Avverso la sentenza di appello proponeva ricorso la società “L’E.S. s.r.l. (in liquidazione e cancellata dal registro delle imprese) in persona del sig. D.S., nella qualità di liquidatore della medesima società affidato ad un unico motivo;
l’Agenzia delle Entrate depositava controricorso
Ritenuto che
1. La ricorrente, con un unico motivo di ricorso, deduce la nullità della sentenza per violazione dell’articolo 2495, comma due, c.c., rilevando come la CTR – a fronte della documentata circostanza che la società era stata cancellata in data 25/2/2002 e che, pertanto, alla data di notifica dell’avviso di accertamento, avvenuta il 18/12/2007, doveva considerarsi estinta dal 1 gennaio 2004, data dell’entrata in vigore del D.Igs 17 gennaio 2003, n. 6 – non abbia dichiarato la inesistenza della relativa notifica in quanto indirizzata al rappresentante legale della stessa, presso la sede di quest’ultima, mentre i creditori sociali non soddisfatti avrebbero potuto far valere i loro crediti nei confronti del liquidatori, se il mancato pagamento fosse dipeso da colpa di questi.

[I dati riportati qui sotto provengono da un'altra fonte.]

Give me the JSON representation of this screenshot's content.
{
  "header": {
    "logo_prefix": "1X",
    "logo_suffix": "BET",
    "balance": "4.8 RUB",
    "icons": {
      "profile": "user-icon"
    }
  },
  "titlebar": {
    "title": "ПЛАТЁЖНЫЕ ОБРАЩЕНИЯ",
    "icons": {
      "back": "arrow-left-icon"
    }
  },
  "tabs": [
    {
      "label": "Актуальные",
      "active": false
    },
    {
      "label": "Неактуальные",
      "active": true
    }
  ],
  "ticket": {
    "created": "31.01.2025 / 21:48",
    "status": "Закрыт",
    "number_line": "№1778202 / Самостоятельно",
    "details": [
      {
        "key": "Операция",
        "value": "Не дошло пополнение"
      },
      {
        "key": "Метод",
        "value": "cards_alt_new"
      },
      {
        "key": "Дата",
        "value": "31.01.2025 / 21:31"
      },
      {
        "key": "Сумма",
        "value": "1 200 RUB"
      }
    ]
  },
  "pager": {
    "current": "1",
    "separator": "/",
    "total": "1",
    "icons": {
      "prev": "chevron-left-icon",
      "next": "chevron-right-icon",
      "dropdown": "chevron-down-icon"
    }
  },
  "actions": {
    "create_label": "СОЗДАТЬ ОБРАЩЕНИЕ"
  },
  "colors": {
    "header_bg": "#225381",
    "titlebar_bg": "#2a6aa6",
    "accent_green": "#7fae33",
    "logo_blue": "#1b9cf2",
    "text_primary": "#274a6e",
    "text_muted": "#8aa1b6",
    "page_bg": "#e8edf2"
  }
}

2. Va rilevato d’ufficio che con la cancellazione dal R.I., avvenuta il 25/2/2002, prima dell’introduzione del giudizio di primo grado, E.S. si è estinta: la società ha perciò perso la propria capacità processuale ed il suo cessato liquidatore la legittimazione a rappresentarla.
Ne consegue che il liquidatore non poteva promuovere il giudizio in nome e per conto della società, peraltro priva di interesse all’impugnazione di un atto di accertamento che non poteva spiegare effetto nei suoi confronti e la cui notifica, eseguita in data successiva all’estinzione, doveva ritenersi inesistente.
Trova dunque applicazione nella specie il principio già affermato da questa Corte secondo cui ” la cancellazione dal registro delle imprese, con estinzione della società prima della notifica dell’avviso di accertamento e dell’instaurazione del giudizio di primo grado, determina il difetto della sua capacità processuale e il difetto di legittimazione a rappresentarla dell’ex liquidatore, sicché eliminandosi ogni possibilità di prosecuzione dell’azione, consegue l’annullamento senza rinvio, ex art. 382 c.p.c., della sentenza impugnata con ricorso per cassazione, ricorrendo un vizio insanabile originario del processo, che avrebbe dovuto condurre da subito ad una pronuncia declinatoria di merito (Cass. n. 5736/016).
In conclusione, la sentenza impugnata va cassata senza rinvio, ai sensi dell’art. 382 n. 3 c.p.c., perché il processo non poteva essere iniziato. Il consolidarsi della giurisprudenza in epoca successiva alla presentazione del ricorso costituisce giusto motivo per la compensazione delle spese dell’intero giudizio.
P.Q.M.
Decidendo sul ricorso, cassa senza rinvio la sentenza impugnata perché il giudizio non poteva essere iniziato.
Dichiara interamente compensate le spese.